Morreu às 13 horas do dia 8 de setembro, quinta-feira, durante locomoção a socorro de urgência na Santa Casa de Franca, após sofrer infarto agudo do miocárdio em sua casa, o senhor Waldemar Faciroli. Tinha 66 anos. Hipertenso, estava afastado do trabalho há dez anos, ocasião em que sofreu acidente no exercício de sua profissão de pedreiro. “Papai passou a se mover com grande dificuldade. Afastado do trabalho pelo INSS, foi cuidado com atenção e carinho em seu segundo casamento. Na manhã do dia de sua morte, foi ao Centro da cidade receber seu benefício. Voltou à casa, almoçou e sentiu desconforto no peito. Logo após, sofreu o infarto. Embora o socorro tenha sido rápido, já não havia o que se fazer por ele”, disse o filho Marciel.

Com os pais e mais sete irmãos, Waldemar trabalhou por toda a infância, adolescência e juventude, na roça. “Esteve sempre acostumado ao trabalho duro. Em certo tempo, decidiu-se por se mudar para Franca, arranjando trabalho de lixador em Calçados Samello. Ficou lá por uns dez anos”, contou o filho.

Aqui, conheceu e se casou com Cleide Aparecida Moraes. Do enlace, dois filhos, Marcelo e Marciel, casado com Renata. Teve três netos, Leonardo, Gustavo e Breno.

“Depois da atividade com calçados, papai, encontrou na construção civil, sua verdadeira vocação. Tornou-se construtor de residências. Fazia tudo, do alicerce ao acabamento. Mesmo sem estudos especializados, tornou-se competente e disputado mestre de obras. Realizou trabalhos que muito o orgulharam, e não à toa conquistou clientela rápida e fiel. O respeito que seus clientes lhe dedicaram ficou claro no dia em que morreu. Um amigo de outra época enviou sua filha até nós, e disse que ele queria que nosso pai tivesse um túmulo com a ‘com a dignidade dele’, no cemitério Parque Jardim das Oliveiras. Ficamos muito emocionados. Aproveito essa ocasião para agradecer a esse amigo anônimo”, disse Marciel.

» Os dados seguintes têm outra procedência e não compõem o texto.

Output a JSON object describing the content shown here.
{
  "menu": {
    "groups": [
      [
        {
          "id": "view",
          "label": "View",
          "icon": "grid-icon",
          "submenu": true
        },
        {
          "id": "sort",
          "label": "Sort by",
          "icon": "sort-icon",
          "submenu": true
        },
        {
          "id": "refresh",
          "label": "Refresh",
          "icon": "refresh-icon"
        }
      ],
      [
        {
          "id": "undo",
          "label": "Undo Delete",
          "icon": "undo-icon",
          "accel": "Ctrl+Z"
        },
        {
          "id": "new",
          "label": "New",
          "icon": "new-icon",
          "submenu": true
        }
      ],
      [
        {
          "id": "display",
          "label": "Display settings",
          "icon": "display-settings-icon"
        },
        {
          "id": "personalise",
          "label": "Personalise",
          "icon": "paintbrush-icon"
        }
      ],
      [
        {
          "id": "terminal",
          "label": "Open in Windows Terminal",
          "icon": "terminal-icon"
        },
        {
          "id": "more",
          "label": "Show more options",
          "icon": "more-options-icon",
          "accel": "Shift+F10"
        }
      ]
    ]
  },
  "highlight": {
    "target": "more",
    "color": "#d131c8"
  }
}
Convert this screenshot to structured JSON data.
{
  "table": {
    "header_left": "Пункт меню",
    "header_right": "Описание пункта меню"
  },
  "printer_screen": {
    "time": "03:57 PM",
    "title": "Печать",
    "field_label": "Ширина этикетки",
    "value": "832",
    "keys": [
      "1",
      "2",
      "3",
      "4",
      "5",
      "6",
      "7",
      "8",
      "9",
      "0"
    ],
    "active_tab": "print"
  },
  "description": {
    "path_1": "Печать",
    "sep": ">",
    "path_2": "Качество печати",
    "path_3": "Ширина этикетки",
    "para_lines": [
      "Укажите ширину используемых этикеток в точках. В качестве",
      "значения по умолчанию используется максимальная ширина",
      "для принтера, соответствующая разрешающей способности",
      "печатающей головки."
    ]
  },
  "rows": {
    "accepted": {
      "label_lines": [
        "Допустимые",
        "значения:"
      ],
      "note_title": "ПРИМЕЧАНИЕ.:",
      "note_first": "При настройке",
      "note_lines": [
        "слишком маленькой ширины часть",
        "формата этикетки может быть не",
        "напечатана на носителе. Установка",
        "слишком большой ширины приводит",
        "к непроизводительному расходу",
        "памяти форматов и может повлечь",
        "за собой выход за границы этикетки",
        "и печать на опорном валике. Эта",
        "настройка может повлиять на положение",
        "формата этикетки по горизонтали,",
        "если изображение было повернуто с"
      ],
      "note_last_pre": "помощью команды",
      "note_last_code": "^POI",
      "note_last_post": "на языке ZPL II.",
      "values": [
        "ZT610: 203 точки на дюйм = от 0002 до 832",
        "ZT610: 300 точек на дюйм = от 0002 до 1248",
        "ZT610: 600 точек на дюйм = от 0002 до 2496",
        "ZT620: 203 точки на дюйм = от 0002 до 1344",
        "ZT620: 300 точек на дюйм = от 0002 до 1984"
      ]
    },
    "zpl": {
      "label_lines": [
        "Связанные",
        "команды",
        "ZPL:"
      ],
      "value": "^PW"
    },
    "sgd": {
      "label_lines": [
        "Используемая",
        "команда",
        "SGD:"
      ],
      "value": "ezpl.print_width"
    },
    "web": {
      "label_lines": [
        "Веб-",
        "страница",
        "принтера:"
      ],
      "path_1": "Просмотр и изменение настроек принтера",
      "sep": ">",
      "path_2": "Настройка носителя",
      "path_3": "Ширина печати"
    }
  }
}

Waldemar e Cleide se separaram depois de anos de casamento. ’”Ainda assim, ele continuou provendo o que pôde a mamãe e a nós. Nunca nos deixou faltar nada. Ficamos adultos, nos empregamos e, num certo dia, fomos dizer a papai que não havia mais necessidade de que ele nos direcionasse pensão, mas ele achou ruim. Tivemos que forçá-lo a não pagar mais. Era um homem pacífico, tranquilo, responsável, aconselhador. Foi um esteio de família. Também por seus irmãos, batalhou por casa própria a cada um deles”, disse o filho.

Teve segundo casamento. Recebeu de sua mulher atenção, respeito e carinho. Viveram quase 20 anos juntos. Ajudaram-se mutuamente. “Construiu relacionamentos duradouros e fez amizades por onde passou. Integrou a igreja evangélica mas, devido às sequelas do problema na coluna, deixou de frequentar o templo. Aí, descobriu até onde ia o valor que lhe davam: todas as quintas-feiras, fieis e pastores o visitavam em sua casa, para orarem com ele. Papai recebeu, em vida, o que bem que distribuiu. Dizíamos que ele sempre saia de casa com duas camisas, a segunda para dar a alguém que encontrasse pelo caminho, e precisasse. Por certo, Deus agora o tem de novo, completamente bem e feliz”, encerrou, emocionado, Marciel.

O velório aconteceu no São Vicente de Paulo. Sepultamento, com serviços da Funerária Nova Franca, foi realizado às 13 horas, no Cemitério Parque Jardim das Oliveiras, dia 9 de agosto.